Our PPP team has reviewed the Consolidated Appropriations Act for 2021 (the “CAA”) that was signed into law by President Trump, and we’ve identified the following key PPP-related provisions.

For all PPP loans (original and second ones):

  • Expenses paid with forgiven PPP loan proceeds are tax deductible without dollar limit (for both existing and future loans).
  • A new simplified loan forgiveness application will be available for loans up to $150,000 (this will be the 4th forgiveness form for those counting).
  • Random audits of loans of all sizes will be conducted to help ensure integrity of the program.

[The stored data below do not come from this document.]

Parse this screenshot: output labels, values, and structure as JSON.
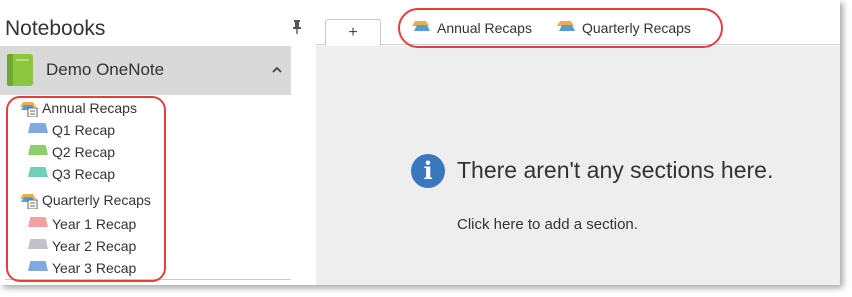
{
  "notebooks": {
    "title": "Notebooks",
    "notebook": {
      "name": "Demo OneNote",
      "color": "#8cc63f"
    },
    "groups": [
      {
        "label": "Annual Recaps",
        "sections": [
          {
            "label": "Q1 Recap",
            "color": "#7fa9e0"
          },
          {
            "label": "Q2 Recap",
            "color": "#8fcf6a"
          },
          {
            "label": "Q3 Recap",
            "color": "#6fd0b8"
          }
        ]
      },
      {
        "label": "Quarterly Recaps",
        "sections": [
          {
            "label": "Year 1 Recap",
            "color": "#f2a0a0"
          },
          {
            "label": "Year 2 Recap",
            "color": "#bfc3c7"
          },
          {
            "label": "Year 3 Recap",
            "color": "#7fa9e0"
          }
        ]
      }
    ]
  },
  "tabbar": {
    "add_label": "+",
    "group_tabs": [
      {
        "label": "Annual Recaps"
      },
      {
        "label": "Quarterly Recaps"
      }
    ]
  },
  "main": {
    "empty_title": "There aren't any sections here.",
    "add_hint": "Click here to add a section.",
    "info_glyph": "i"
  },
  "colors": {
    "accent_blue": "#3a78bd",
    "annotation_red": "#e0403f",
    "group_icon_top": "#e7b04b",
    "group_icon_mid": "#5b9bd5"
  }
}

  • EIDL grants no longer reduce PPP loan forgiveness.  If a borrower has already submitted their loan forgiveness application with the EIDL reduction (usually $10,000) they can amend their application.

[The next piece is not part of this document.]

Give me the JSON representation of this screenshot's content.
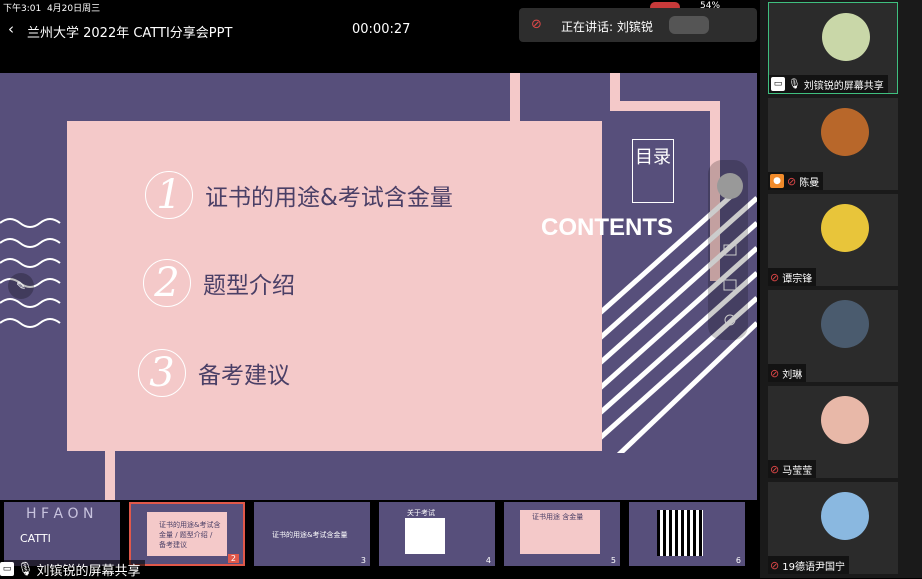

  • Payroll costs used to qualify for a PPP loan have been expanded from base pay to include the employer paid group insurance premiums for life, disability, vision and dental.  Previously, these costs were allowable for forgiveness but not used in the calculation of the eligible loan.  Borrowers can amend their first PPP loan application for these costs (although they will not normally be significant) and also use them in calculating a second PPP loan application.
  • The SBA has 17 days to draft rules to implement the legislation.

PPP 2 loans:

  • Additional PPP loans up to $2 million will be available through 3/31/2021 for qualifying borrowers.  Loans will based on 2.5 times the average monthly payroll of a borrower in 2019 or 2020, except businesses with NAICS Code 72 (hospitality, hospitality and food service) can use 3.5 times the monthly payroll average.  Limited to borrowers with 300 or fewer employees. To be eligible borrowers must have a year-over-year decline in gross receipts of 25% or more between any one quarter of 2020 compared to the same quarter of 2019.

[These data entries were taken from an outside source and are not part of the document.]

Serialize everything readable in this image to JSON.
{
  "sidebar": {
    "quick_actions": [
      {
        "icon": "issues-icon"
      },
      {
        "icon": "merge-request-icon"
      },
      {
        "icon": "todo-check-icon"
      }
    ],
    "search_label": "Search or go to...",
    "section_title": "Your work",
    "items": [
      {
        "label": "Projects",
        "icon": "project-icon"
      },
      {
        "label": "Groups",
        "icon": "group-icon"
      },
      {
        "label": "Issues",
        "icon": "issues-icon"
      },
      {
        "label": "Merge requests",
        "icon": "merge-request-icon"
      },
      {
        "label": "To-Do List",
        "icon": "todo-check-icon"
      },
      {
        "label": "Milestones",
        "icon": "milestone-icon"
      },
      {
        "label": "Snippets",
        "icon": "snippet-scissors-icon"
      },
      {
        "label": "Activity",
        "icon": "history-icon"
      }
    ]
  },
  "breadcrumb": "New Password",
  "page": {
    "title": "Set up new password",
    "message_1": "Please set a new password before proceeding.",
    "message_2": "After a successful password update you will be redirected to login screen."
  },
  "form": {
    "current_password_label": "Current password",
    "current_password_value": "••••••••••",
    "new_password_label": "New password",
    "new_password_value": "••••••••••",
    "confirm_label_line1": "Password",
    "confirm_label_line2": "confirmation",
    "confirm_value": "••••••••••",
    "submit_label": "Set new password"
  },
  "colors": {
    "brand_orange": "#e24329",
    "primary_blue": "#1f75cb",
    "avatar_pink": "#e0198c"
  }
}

  • There are now four additional types of expenses than are allowable for PPP loan forgiveness, however, payroll costs will likely remain the most significant allowable cost for borrowers:
    • Costs incurred to modify operations for COVID
    • Out of pocket (not insured) property damage costs due to riots
    • Costs incurred for COVID related employee protections
    • Supplier related COVID costs
  • The covered period for a second PPP loan can be anywhere between 8 weeks to 24 weeks (recall that the covered period for the first PPP loan was 8 weeks OR 24 weeks but nothing in between).
  • Borrowers of new PPP loans must again certify that they have an economic necessity for the loan in order to maintain their current operations (borrowers most likely have greater clarity around this issue than they had in the spring of 2020) and they should carefully consider this certification.